Billing tips for consultants

Consultants get paid on trust and clarity, and a muddy invoice erodes both. For hourly work, attach a time log or break hours by phase, because a single 'consulting — 40 hrs' line is the fastest way to a disputed bill, while 'discovery — 8 hrs, analysis — 20 hrs, presentation — 12 hrs' sails through. On fixed-fee projects, invoice against milestones, not the calendar, and tie each milestone to a deliverable the client signed off on, so the invoice is a receipt of work done rather than a request. For retainers, show hours contracted, hours used, and hours rolling over or expiring, because the number-one retainer dispute is 'what happened to the hours I paid for.' Bill reimbursable expenses at cost with the receipt referenced, never marked up, because clients tolerate billable hours but despise a hidden margin on a hotel.

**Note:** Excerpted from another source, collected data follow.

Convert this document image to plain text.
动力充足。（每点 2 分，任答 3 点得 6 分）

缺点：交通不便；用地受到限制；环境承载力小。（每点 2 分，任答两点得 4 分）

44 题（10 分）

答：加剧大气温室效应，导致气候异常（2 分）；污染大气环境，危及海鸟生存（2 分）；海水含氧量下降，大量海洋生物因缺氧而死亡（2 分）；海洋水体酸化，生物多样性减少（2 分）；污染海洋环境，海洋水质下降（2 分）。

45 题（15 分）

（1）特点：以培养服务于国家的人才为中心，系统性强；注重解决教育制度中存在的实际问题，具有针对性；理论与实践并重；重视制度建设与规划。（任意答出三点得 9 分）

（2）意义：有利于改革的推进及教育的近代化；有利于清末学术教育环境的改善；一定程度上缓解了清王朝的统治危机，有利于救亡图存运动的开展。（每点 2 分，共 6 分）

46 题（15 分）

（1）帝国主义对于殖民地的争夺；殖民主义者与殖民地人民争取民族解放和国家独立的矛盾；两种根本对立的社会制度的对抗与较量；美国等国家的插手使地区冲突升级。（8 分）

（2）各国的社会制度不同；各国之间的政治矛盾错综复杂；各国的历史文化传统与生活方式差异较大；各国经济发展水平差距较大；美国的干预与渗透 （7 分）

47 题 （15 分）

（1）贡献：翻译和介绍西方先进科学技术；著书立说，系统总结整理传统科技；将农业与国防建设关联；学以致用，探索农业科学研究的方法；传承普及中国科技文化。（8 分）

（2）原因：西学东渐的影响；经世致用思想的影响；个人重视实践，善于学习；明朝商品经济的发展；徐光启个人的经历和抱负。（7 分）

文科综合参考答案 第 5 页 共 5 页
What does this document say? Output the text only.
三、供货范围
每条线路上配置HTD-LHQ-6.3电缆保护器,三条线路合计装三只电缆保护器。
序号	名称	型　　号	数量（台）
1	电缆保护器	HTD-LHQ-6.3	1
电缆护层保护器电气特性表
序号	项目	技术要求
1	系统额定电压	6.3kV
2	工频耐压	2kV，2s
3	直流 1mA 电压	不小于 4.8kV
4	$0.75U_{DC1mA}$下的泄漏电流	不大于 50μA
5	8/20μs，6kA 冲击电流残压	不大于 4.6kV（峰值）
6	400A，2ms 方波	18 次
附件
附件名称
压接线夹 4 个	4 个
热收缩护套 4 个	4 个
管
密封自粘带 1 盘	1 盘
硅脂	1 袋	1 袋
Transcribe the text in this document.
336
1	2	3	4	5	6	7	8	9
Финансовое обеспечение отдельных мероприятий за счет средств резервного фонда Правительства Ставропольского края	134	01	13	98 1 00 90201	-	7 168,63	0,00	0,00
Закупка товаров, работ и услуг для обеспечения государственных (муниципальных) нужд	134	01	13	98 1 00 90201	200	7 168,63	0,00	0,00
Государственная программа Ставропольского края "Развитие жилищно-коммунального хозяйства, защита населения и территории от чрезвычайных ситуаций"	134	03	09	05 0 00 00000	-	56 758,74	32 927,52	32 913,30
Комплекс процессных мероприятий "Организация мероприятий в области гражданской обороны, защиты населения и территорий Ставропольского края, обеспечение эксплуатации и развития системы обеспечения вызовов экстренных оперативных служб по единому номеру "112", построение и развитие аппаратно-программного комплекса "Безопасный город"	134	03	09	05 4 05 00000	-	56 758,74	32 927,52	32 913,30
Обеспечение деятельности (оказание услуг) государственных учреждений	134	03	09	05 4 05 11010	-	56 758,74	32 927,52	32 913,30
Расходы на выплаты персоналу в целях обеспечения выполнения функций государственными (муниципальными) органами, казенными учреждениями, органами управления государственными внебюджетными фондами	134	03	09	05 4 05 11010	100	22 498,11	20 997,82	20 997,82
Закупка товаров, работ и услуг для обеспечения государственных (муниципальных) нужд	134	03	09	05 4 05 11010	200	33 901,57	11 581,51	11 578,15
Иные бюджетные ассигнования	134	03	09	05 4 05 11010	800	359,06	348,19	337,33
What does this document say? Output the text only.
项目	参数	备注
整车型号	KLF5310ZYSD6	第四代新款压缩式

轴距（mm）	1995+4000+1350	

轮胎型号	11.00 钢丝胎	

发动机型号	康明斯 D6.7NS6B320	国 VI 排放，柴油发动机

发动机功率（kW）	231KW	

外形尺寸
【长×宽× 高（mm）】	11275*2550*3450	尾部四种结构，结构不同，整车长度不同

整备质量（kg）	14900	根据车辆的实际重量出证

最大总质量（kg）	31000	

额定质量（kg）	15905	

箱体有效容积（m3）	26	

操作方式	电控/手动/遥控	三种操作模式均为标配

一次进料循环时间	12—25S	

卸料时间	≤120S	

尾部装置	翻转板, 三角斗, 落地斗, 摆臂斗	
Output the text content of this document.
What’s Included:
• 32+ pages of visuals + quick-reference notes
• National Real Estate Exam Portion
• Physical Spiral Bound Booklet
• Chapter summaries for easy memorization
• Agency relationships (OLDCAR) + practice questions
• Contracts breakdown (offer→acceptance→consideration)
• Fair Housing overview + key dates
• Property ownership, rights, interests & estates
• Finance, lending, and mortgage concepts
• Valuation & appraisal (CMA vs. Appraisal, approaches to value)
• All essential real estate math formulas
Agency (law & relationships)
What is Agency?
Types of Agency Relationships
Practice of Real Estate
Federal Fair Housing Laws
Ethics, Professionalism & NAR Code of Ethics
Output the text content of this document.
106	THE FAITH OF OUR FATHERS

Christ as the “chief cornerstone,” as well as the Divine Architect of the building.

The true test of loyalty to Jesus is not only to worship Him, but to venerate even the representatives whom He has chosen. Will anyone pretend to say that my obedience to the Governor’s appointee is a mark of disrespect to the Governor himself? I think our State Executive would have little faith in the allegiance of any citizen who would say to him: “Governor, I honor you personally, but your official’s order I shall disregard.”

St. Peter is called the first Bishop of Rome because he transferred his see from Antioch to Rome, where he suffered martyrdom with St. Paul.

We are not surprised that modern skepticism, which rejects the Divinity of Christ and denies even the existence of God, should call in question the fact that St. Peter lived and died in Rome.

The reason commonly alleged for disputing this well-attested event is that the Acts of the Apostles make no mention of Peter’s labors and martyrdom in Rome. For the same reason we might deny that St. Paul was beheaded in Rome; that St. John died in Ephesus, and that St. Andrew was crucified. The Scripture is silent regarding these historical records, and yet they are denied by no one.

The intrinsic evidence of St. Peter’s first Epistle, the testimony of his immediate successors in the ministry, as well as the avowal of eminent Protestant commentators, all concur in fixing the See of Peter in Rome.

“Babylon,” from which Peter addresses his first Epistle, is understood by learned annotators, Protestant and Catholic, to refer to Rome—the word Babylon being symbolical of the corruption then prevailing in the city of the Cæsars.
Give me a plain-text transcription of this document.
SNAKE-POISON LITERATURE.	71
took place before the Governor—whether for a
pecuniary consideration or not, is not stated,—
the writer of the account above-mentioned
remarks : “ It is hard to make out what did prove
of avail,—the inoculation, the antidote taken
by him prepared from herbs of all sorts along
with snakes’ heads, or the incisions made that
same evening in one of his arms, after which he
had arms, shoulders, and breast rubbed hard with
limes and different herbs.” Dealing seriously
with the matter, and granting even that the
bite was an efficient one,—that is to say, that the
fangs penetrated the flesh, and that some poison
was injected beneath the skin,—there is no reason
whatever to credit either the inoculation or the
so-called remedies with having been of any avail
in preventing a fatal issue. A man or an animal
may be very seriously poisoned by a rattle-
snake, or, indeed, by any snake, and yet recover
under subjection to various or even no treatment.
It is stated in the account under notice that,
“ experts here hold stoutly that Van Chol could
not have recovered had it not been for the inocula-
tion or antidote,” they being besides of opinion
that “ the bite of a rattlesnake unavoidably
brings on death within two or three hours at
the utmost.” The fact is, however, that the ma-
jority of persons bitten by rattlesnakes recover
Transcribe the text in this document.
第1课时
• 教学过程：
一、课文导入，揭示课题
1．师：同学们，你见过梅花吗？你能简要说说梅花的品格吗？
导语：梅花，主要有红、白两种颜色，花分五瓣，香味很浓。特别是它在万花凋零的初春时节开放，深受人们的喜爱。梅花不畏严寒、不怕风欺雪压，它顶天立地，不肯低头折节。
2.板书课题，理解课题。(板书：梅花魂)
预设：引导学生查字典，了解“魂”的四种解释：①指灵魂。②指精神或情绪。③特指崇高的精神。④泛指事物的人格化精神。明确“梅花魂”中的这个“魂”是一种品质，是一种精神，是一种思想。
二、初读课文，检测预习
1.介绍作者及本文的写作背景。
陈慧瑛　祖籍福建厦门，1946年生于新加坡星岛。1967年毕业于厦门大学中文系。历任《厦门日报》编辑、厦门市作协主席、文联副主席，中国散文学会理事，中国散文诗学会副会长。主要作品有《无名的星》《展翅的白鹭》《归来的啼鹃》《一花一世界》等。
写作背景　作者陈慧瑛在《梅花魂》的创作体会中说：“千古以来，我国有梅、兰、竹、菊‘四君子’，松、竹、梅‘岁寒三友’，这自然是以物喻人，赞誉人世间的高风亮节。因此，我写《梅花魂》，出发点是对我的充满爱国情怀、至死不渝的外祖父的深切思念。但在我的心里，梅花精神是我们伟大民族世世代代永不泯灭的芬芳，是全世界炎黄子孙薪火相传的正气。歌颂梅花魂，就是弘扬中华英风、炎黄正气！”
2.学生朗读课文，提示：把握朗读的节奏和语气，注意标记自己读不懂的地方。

Set Net 15 terms, not Net 30, for independent work, and state a late fee, like 1.5 percent per month, on the invoice itself so it's enforceable rather than a surprise. Keep a separate invoice series per client so retainer invoice 03 doesn't collide across engagements. Finally, include a brief one-line description per line item, because procurement departments reject invoices that say only 'services rendered.'

Consultant invoice FAQ

Should I bill hourly, by project, or on retainer?

Match the model to the work. Hourly suits uncertain scope, fixed-fee suits well-defined deliverables invoiced against milestones, and retainers suit ongoing access. Whatever you pick, break hours by phase so the client sees what they're paying for rather than a single opaque line.

How do I handle reimbursable expenses on a consulting invoice?

Bill them at cost with the receipt referenced on the line, never marked up. Clients tolerate billable hours but despise a hidden margin on a hotel or flight, so a transparent at-cost expense with the receipt number builds trust rather than disputes.

What payment terms are standard for independent consultants?

Net 15 is standard for independent work, not Net 30, because you don't have a corporation's cash buffer. State the terms and a late fee, like 1.5 percent per month, on the invoice itself so it's enforceable rather than a surprise follow-up.

How do I show retainer hours used and unused?

Show hours contracted, hours used, and hours rolling over or expiring on every retainer invoice. The number-one retainer dispute is 'what happened to the hours I paid for,' so a clear used-versus-remaining line ends that conversation.

Can I charge a late fee on an unpaid consulting invoice?

Yes, but only if you stated it on the original invoice. A late fee you never mentioned is unenforceable and just annoys the client. Spell out something like 1.5 percent per month after the due date, then send a polite reminder before applying it.